Lula defende parcerias com transferência de tecnologia em inauguração da Fiocruz

Presidente destaca importância de investimentos e questiona custo de não avançar em inovação para o Brasil

Publicado em 23/05/2026 às 13:04
O presidente Luiz Inácio Lula da Silva Ricardo Stuckert/PR

O presidente Luiz Inácio Lula da Silva (PT) afirmou neste sábado (23) que o Brasil precisa repensar o custo de não investir em inovação para alcançar o grupo dos países desenvolvidos. A declaração foi dada durante a inauguração da nova sede do Centro de Desenvolvimento Tecnológico em Saúde (CDTS) da Fiocruz, no Rio de Janeiro.

"O que a gente ouve muito no governo é o seguinte: é muito caro. Não tem dinheiro. E as pessoas nunca param para se perguntar quanto custa não fazer. E esse é o desafio que nós temos que ter daqui para frente no Brasil, se a gente quiser tirar o Brasil do rol dos países em via de desenvolvimento e colocar o Brasil no rol dos países altamente desenvolvidos", afirmou Lula.

Segundo o presidente, a inauguração do CDTS "dá ao Brasil a certeza de que a gente não é menor do que ninguém". Ele reforçou: "A gente não é menos competitivo do que ninguém, basta ousar e fazer".

Lula também destacou que não tem "preferência" por nenhum país nas relações internacionais e relembrou conversa recente com o presidente dos Estados Unidos, Donald Trump, em Washington. "Nós queremos trabalhar com quem queira trabalhar junto conosco e com quem queira participar da transferência de tecnologia para o nosso País", declarou.

Investimento: qualidade do transporte, qualidade do emprego

O presidente ressaltou que o Brasil não deve temer investimentos, pois eles trazem retorno em áreas como saúde, transporte e emprego. "Investimento tem retorno na qualidade da saúde, do transporte, do emprego", enfatizou Lula.

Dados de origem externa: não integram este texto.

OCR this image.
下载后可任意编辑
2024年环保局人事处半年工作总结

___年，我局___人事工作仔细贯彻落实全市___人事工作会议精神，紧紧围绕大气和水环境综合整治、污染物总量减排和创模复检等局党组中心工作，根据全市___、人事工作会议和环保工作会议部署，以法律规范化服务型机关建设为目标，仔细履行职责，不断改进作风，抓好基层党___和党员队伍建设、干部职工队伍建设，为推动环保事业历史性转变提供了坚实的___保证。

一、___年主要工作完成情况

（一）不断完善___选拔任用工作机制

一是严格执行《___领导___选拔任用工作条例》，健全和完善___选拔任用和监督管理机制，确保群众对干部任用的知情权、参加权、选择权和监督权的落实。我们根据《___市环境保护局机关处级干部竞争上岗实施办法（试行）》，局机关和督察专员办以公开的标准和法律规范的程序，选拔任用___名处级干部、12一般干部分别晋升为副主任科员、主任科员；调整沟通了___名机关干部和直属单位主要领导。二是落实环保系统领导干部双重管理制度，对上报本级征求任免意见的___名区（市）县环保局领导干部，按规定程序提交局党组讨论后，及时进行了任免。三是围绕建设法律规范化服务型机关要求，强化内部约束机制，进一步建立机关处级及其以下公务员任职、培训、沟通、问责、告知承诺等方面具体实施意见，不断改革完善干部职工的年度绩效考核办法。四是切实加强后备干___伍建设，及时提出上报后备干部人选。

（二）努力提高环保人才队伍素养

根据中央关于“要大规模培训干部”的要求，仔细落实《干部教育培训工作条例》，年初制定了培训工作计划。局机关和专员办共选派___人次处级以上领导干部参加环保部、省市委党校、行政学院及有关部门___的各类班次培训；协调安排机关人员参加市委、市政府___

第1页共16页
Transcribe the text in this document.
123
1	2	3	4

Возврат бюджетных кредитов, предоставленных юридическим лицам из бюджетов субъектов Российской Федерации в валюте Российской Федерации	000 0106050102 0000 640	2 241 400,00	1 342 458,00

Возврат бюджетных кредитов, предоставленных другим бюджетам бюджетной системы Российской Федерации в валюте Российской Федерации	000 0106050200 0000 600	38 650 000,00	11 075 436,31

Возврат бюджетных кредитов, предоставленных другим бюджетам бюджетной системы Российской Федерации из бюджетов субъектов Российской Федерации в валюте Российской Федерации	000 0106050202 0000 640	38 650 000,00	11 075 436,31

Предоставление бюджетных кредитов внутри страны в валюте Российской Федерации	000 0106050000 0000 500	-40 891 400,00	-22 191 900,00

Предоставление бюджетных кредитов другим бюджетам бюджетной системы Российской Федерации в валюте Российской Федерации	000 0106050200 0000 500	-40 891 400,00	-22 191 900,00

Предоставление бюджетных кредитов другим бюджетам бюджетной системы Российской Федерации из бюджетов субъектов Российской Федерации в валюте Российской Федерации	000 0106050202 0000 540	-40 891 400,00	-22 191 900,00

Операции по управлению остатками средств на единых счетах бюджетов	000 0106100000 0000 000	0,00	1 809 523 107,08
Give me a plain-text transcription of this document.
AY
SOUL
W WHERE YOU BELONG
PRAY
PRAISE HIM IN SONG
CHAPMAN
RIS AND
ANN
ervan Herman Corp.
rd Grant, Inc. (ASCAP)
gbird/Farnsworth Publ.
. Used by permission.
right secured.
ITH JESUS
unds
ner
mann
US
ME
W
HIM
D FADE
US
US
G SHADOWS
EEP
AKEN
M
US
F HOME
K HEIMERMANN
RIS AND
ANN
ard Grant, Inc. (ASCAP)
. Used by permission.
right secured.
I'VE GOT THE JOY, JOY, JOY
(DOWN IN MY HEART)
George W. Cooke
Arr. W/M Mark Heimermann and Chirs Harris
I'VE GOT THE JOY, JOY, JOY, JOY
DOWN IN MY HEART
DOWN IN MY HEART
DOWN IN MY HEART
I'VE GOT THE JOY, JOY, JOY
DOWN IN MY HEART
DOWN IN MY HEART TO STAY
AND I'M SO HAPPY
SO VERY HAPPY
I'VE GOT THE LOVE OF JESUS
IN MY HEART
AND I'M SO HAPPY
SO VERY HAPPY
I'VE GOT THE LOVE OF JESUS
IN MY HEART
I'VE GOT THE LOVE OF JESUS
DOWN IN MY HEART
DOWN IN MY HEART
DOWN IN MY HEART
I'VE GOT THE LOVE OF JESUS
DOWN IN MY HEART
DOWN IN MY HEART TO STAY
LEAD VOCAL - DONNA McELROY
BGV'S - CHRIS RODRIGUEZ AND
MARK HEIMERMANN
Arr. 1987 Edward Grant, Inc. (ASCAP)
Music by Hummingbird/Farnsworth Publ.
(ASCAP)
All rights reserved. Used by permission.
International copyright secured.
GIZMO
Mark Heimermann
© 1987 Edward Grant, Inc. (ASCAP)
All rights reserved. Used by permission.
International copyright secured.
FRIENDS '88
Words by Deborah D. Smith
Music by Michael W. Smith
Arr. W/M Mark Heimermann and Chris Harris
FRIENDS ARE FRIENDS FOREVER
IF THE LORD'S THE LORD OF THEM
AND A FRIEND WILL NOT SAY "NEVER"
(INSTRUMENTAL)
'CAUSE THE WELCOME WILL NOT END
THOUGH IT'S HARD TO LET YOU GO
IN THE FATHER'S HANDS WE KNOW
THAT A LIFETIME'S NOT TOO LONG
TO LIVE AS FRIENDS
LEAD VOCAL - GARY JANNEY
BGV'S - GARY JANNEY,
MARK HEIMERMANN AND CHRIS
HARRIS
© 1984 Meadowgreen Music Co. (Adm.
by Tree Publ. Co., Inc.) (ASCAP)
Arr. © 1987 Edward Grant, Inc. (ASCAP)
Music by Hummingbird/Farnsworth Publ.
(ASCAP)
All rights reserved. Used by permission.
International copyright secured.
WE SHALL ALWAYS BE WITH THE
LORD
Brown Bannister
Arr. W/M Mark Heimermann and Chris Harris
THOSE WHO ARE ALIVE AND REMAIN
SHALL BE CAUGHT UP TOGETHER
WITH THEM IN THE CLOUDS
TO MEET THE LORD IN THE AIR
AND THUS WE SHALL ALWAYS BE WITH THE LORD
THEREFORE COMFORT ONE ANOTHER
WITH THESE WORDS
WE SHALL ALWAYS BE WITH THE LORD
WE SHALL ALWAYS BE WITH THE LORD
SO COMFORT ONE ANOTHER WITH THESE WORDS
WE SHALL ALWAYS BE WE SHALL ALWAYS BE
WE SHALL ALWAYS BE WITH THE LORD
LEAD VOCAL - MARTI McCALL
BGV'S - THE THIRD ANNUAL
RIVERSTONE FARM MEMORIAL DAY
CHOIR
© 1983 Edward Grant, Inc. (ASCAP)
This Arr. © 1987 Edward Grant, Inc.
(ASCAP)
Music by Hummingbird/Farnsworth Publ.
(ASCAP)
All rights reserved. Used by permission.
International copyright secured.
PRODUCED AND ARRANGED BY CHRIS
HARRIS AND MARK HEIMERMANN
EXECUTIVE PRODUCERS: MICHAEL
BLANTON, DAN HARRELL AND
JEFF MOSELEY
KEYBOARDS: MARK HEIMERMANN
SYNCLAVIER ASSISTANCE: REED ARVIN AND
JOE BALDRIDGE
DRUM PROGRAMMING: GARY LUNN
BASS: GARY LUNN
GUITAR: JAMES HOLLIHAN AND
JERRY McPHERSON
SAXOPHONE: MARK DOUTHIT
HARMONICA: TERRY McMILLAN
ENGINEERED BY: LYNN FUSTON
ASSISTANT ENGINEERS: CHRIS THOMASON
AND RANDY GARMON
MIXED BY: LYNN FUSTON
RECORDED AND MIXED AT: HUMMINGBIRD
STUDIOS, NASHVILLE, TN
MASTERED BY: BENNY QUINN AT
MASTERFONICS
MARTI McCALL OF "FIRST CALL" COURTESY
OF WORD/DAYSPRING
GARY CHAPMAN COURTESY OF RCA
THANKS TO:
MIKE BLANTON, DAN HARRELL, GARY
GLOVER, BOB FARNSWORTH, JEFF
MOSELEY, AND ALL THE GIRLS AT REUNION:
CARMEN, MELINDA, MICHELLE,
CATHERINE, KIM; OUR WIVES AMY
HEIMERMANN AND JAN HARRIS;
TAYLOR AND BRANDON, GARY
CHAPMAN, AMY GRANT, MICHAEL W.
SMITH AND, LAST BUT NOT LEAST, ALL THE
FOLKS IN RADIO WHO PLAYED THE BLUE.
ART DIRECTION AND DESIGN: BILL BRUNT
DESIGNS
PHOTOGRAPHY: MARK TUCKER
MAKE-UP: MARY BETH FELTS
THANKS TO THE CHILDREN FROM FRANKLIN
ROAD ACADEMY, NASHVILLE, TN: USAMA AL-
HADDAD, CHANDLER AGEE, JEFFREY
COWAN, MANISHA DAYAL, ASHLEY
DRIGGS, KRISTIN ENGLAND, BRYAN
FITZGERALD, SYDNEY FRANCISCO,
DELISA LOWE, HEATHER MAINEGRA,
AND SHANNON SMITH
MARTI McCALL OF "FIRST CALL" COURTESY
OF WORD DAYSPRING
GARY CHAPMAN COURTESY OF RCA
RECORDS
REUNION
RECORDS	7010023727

Ele também comentou sobre a postura tradicional dos responsáveis pelas finanças públicas: "O ministro da Fazenda em qualquer País do mundo, o cara que cuida da finança em qualquer clube, qualquer associação de bairro, está lá para evitar que a gente gaste o dinheiro. Se o cara tiver R$10, R$100 em cima e fala: não tem, não pode gastar", ironizou.

Para Lula, é preciso inquietar o governo com a pergunta "quanto custa não fazer". "Tudo que a gente tiver que colocar dinheiro para comprar um ativo novo para o País, uma coisa que vai acrescentar conhecimento, que vai acrescentar uma ferrovia, uma estrada, a gente não tem que temer fazer investimento", concluiu.